Society must do more to support young people when it comes to mental health, according to new report.

Analysis by the Young Harrow Foundation (YHF) showed that children as young as 11 are struggling with mental health issues, self-harm or suicidal thoughts.

Data collected from 4,500 young people across the borough aged 10-19 found that mental health and wellbeing was the key issue facing their generation.

And Dan Burke, chief executive of the YHF, said he was “alarmed” to hear that so many young people in Harrow feel as if they have nowhere to turn.

He said: “We really struggle with funding [in Harrow] as it’s seen as this lovely, leafy borough on the outskirts of London.

“But nobody has actually sat down with these young people before and asked, ‘what do they think?’

“We found that so many of them need and want support, but they don’t know where to get it from – that has to change.”

He added that he has never seen a study make use of such a wide amount of data and he urged people to stand up and take notice.

“We have to look at the way we are doing things and question why it is not working,” he said.

“We have to stop looking at isolated issues – GCSEs, youth violence, employment opportunities – and take a more holistic approach to improving the lives of young people.

“This report is a call to arms to see how everyone can play a role in the borough – from larger organisations to all the small and medium-sized businesses.”

According to the statistics, one in five young people said they need mental health support or know someone who does.

And 17 per cent of respondents said they need help with suicidal thoughts, or know someone who does, while 15 per cent listed self-harm as a support need.

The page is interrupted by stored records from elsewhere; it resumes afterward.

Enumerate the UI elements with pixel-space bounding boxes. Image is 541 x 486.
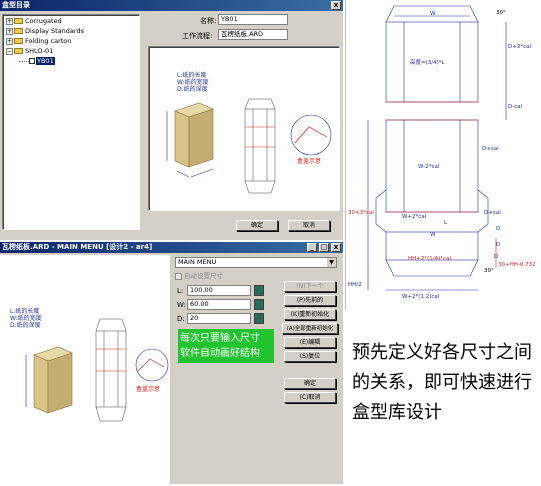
calculator-icon[interactable] bbox=[254, 299, 264, 310]
box-file-icon bbox=[29, 58, 35, 64]
tree-item-display-standards[interactable]: + Display Standards bbox=[6, 26, 84, 36]
minimize-icon[interactable]: _ bbox=[307, 243, 317, 252]
process-field[interactable]: 瓦楞纸板.ARD bbox=[218, 29, 288, 40]
dim-label-angle-top: 30° bbox=[496, 10, 506, 16]
bottom-label-l: L:纸的长度 bbox=[10, 307, 39, 315]
bottom-box-drawing: L:纸的长度 W:纸的宽度 D:纸的深度 盒盖示意 bbox=[10, 307, 169, 422]
preview-label-w: W:纸的宽度 bbox=[177, 78, 209, 86]
dim-label-d-right3: D bbox=[494, 254, 498, 260]
dim-label-hh: HH+2*(1/4)*cal bbox=[408, 256, 451, 262]
field-label-d: D: bbox=[177, 315, 185, 323]
folder-icon bbox=[14, 38, 23, 44]
close-icon[interactable]: x bbox=[331, 1, 341, 10]
dim-label-w-top: W bbox=[430, 11, 436, 17]
confirm-button[interactable]: 确定 bbox=[284, 378, 336, 389]
edit-button[interactable]: (E)编辑 bbox=[284, 337, 336, 348]
tree-item-yb01[interactable]: YB01 bbox=[19, 56, 55, 66]
dim-label-d2cal: D+2*cal bbox=[508, 44, 531, 50]
cancel-button[interactable]: (C)取消 bbox=[284, 392, 336, 403]
box-preview-drawing: L:纸的长度 W:纸的宽度 D:纸的深度 盒盖示意 bbox=[166, 71, 332, 194]
reinitialize-button[interactable]: (K)重新初始化 bbox=[284, 309, 336, 320]
caption-text: 预先定义好各尺寸之间的关系，即可快速进行盒型库设计 bbox=[352, 342, 532, 423]
dim-label-w-bottom: W+2*(1.2)cal bbox=[402, 294, 440, 300]
bottom-label-cap: 盒盖示意 bbox=[136, 385, 160, 393]
length-input[interactable]: 100.00 bbox=[187, 285, 251, 296]
dim-label-w-mid: W bbox=[430, 232, 436, 238]
dim-label-w-2cal: W-2*cal bbox=[418, 164, 440, 170]
top-window-titlebar: 盒型目录 x bbox=[0, 0, 343, 11]
reset-button[interactable]: (S)复位 bbox=[284, 351, 336, 362]
process-label: 工作流程: bbox=[182, 32, 213, 40]
top-window-title: 盒型目录 bbox=[2, 1, 30, 9]
width-input[interactable]: 60.00 bbox=[187, 299, 251, 310]
bottom-window: 瓦楞纸板.ARD - MAIN MENU [设计2 - ar4] _ □ x L… bbox=[0, 242, 343, 484]
ok-button[interactable]: 确定 bbox=[236, 220, 278, 231]
technical-drawing: 30° W D+2*cal 高度=(3/4)*L D-cal D+cal W-2… bbox=[345, 0, 541, 310]
tree-item-folding-carton[interactable]: + Folding carton bbox=[6, 36, 71, 46]
checkbox-icon[interactable] bbox=[175, 272, 182, 280]
folder-icon bbox=[14, 18, 23, 24]
calculator-icon[interactable] bbox=[254, 313, 264, 324]
dim-label-dcal: D-cal bbox=[508, 104, 523, 110]
bottom-window-titlebar: 瓦楞纸板.ARD - MAIN MENU [设计2 - ar4] _ □ x bbox=[0, 242, 343, 253]
close-icon[interactable]: x bbox=[331, 243, 341, 252]
preview-label-l: L:纸的长度 bbox=[177, 71, 206, 79]
folder-icon bbox=[14, 28, 23, 34]
main-menu-select[interactable]: MAIN MENU ▼ bbox=[175, 257, 337, 268]
dim-label-l: L bbox=[444, 220, 448, 226]
next-button[interactable]: (N)下一个 bbox=[284, 281, 336, 292]
preview-area: L:纸的长度 W:纸的宽度 D:纸的深度 盒盖示意 bbox=[148, 46, 340, 211]
bottom-preview-area: L:纸的长度 W:纸的宽度 D:纸的深度 盒盖示意 bbox=[0, 255, 170, 484]
tree-item-corrugated[interactable]: + Corrugated bbox=[6, 16, 62, 26]
tree-item-shlo-01[interactable]: − SHLO-01 bbox=[6, 46, 53, 56]
field-label-l: L: bbox=[177, 287, 184, 295]
preview-label-cap: 盒盖示意 bbox=[297, 157, 321, 165]
dim-label-d-right2: D bbox=[496, 242, 500, 248]
bottom-label-w: W:纸的宽度 bbox=[10, 314, 42, 322]
name-field[interactable]: YB01 bbox=[218, 14, 288, 25]
calculator-icon[interactable] bbox=[254, 285, 264, 296]
reinitialize-all-button[interactable]: (A)全部重新初始化 bbox=[282, 323, 338, 334]
dim-label-30-3cal: 30+3*cal bbox=[348, 210, 374, 216]
dim-label-angle-bottom: 30° bbox=[484, 268, 494, 274]
maximize-icon[interactable]: □ bbox=[319, 243, 329, 252]
bottom-window-title: 瓦楞纸板.ARD - MAIN MENU [设计2 - ar4] bbox=[2, 243, 153, 251]
instruction-note: 每次只要输入尺寸 软件自动画好结构 bbox=[178, 329, 274, 363]
dim-label-d-right: D bbox=[496, 226, 500, 232]
bottom-label-d: D:纸的深度 bbox=[10, 321, 41, 329]
dim-label-dcal-right: D+cal bbox=[484, 210, 501, 216]
depth-input[interactable]: 20 bbox=[187, 313, 251, 324]
field-label-w: W: bbox=[177, 301, 186, 309]
cancel-button[interactable]: 取消 bbox=[288, 220, 330, 231]
folder-open-icon bbox=[14, 48, 23, 54]
dim-label-hh2: HH/2 bbox=[348, 282, 362, 288]
name-label: 名称: bbox=[200, 17, 217, 25]
top-window: 盒型目录 x + Corrugated + Display Standards + F… bbox=[0, 0, 343, 240]
dim-label-height: 高度=(3/4)*L bbox=[410, 58, 446, 66]
auto-size-checkbox[interactable]: 自动设置尺寸 bbox=[175, 270, 223, 280]
note-line-2: 软件自动画好结构 bbox=[180, 348, 260, 359]
preview-label-d: D:纸的深度 bbox=[177, 85, 208, 93]
dim-label-30hh: 30+HH-0.732 bbox=[498, 262, 536, 268]
dim-label-w2cal: W+2*cal bbox=[402, 214, 427, 220]
previous-button[interactable]: (P)先前的 bbox=[284, 295, 336, 306]
dim-label-dpluscal: D+cal bbox=[482, 146, 499, 152]
catalog-tree[interactable]: + Corrugated + Display Standards + Folding … bbox=[2, 14, 140, 230]
chevron-down-icon[interactable]: ▼ bbox=[327, 258, 336, 267]
note-line-1: 每次只要输入尺寸 bbox=[180, 333, 260, 344]
die-line-drawing: 30° W D+2*cal 高度=(3/4)*L D-cal D+cal W-2… bbox=[348, 5, 536, 300]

Two in five participants said they would like help to improve their confidence.

Mr Burke explained that the YHF is working with Harrow Council, Harrow Clinical Commissioning Group and the Metropolitan Police.

Cllr Graham Henson, leader of Harrow Council, said: “There are some shocking statistics in this report and my hope now is that more young people are willing to talk about mental health with the honesty and candour of these young people.

“They’ve thrown down a challenge to us and, believe me, we’re listening.

“I want to forge a new approach with local community groups and charities that sets Harrow towards being a leader in mental wellness.”